Late last year, according to reports, federal law enforcement officers searched a building in New York’s Chinatown as part of the FBI’s efforts to control a covert Chinese police unit that is allegedly gathering information on the Chinese diaspora and harassing dissidents.
According to the New York Times, there was a Chinese outpost on the third level of the six-story office building that the federal government claims was conducting police activities outside of its legal purview or without the diplomatic blessing of American officials.
As part of the U.S. government’s crackdown on communist China’s notorious attempt to watch its citizens, hunt down dissidents abroad, and force them to return to China, FBI counterintelligence officers conducted the raid in collaboration with the U.S. attorney’s office in Brooklyn.
“Operation Fox Hunt” is the name of China’s international campaign, which is active in several nations.
China, which is renowned for making patently misleading claims, made an effort to minimize the work that these police centers undertake by implying that it was just a few volunteers that assisted individuals in getting things like a driver’s license.
The Times looked at a number of domestic reports that revealed Chinese officials boasted about how well the “overseas police service centers,” which gather intelligence for the Chinese government, worked.
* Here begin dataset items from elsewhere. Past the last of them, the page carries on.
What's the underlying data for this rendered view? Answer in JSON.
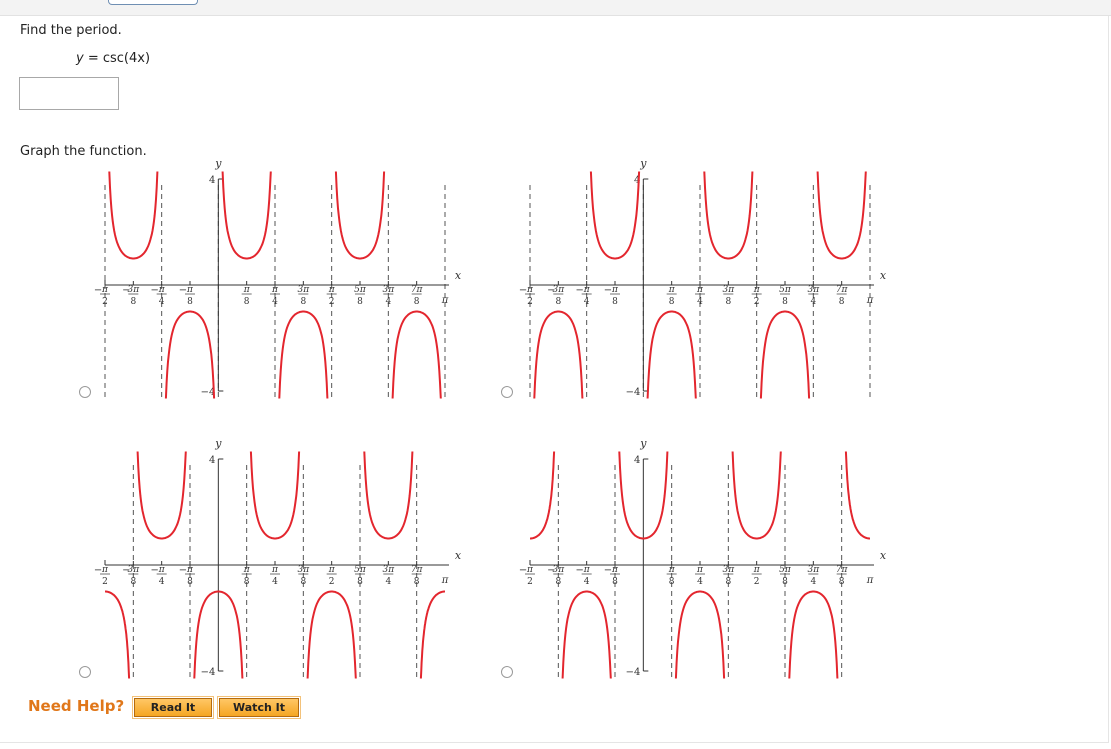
{
  "question": {
    "find_period": "Find the period.",
    "equation_y": "y",
    "equation_rest": " = csc(4x)",
    "answer_value": "",
    "graph_prompt": "Graph the function."
  },
  "graph_labels": {
    "y_axis": "y",
    "x_axis": "x",
    "y_top": "4",
    "y_bottom": "−4",
    "pi": "π"
  },
  "x_ticks": [
    {
      "x": -1.5708,
      "num": "π",
      "den": "2",
      "neg": true
    },
    {
      "x": -1.1781,
      "num": "3π",
      "den": "8",
      "neg": true
    },
    {
      "x": -0.7854,
      "num": "π",
      "den": "4",
      "neg": true
    },
    {
      "x": -0.3927,
      "num": "π",
      "den": "8",
      "neg": true
    },
    {
      "x": 0.3927,
      "num": "π",
      "den": "8",
      "neg": false
    },
    {
      "x": 0.7854,
      "num": "π",
      "den": "4",
      "neg": false
    },
    {
      "x": 1.1781,
      "num": "3π",
      "den": "8",
      "neg": false
    },
    {
      "x": 1.5708,
      "num": "π",
      "den": "2",
      "neg": false
    },
    {
      "x": 1.9635,
      "num": "5π",
      "den": "8",
      "neg": false
    },
    {
      "x": 2.3562,
      "num": "3π",
      "den": "4",
      "neg": false
    },
    {
      "x": 2.7489,
      "num": "7π",
      "den": "8",
      "neg": false
    }
  ],
  "chart_data": [
    {
      "type": "line",
      "option": 1,
      "function": "csc",
      "frequency": 4,
      "phase": 0,
      "flip": false,
      "xlim": [
        -1.5708,
        3.1416
      ],
      "ylim": [
        -4,
        4
      ],
      "color": "#e3262e"
    },
    {
      "type": "line",
      "option": 2,
      "function": "csc",
      "frequency": 4,
      "phase": 0,
      "flip": true,
      "xlim": [
        -1.5708,
        3.1416
      ],
      "ylim": [
        -4,
        4
      ],
      "color": "#e3262e"
    },
    {
      "type": "line",
      "option": 3,
      "function": "csc",
      "frequency": 4,
      "phase": 0.3927,
      "flip": false,
      "xlim": [
        -1.5708,
        3.1416
      ],
      "ylim": [
        -4,
        4
      ],
      "color": "#e3262e"
    },
    {
      "type": "line",
      "option": 4,
      "function": "csc",
      "frequency": 4,
      "phase": 0.3927,
      "flip": true,
      "xlim": [
        -1.5708,
        3.1416
      ],
      "ylim": [
        -4,
        4
      ],
      "color": "#e3262e"
    }
  ],
  "help": {
    "need_help": "Need Help?",
    "read_it": "Read It",
    "watch_it": "Watch It"
  }
}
Later, many of the reports were removed from China’s website.
“From the perspective of human rights, it’s really concerning.” Igor Merheim-Eyre, a Slovakian member of the European Parliament, “claimed that by not enforcing our own national laws, we are effectively allowing the Chinese diaspora to be governed by communist China. That, of course, has a significant impact on both national sovereignty and our relationships with the Chinese diaspora in Europe.”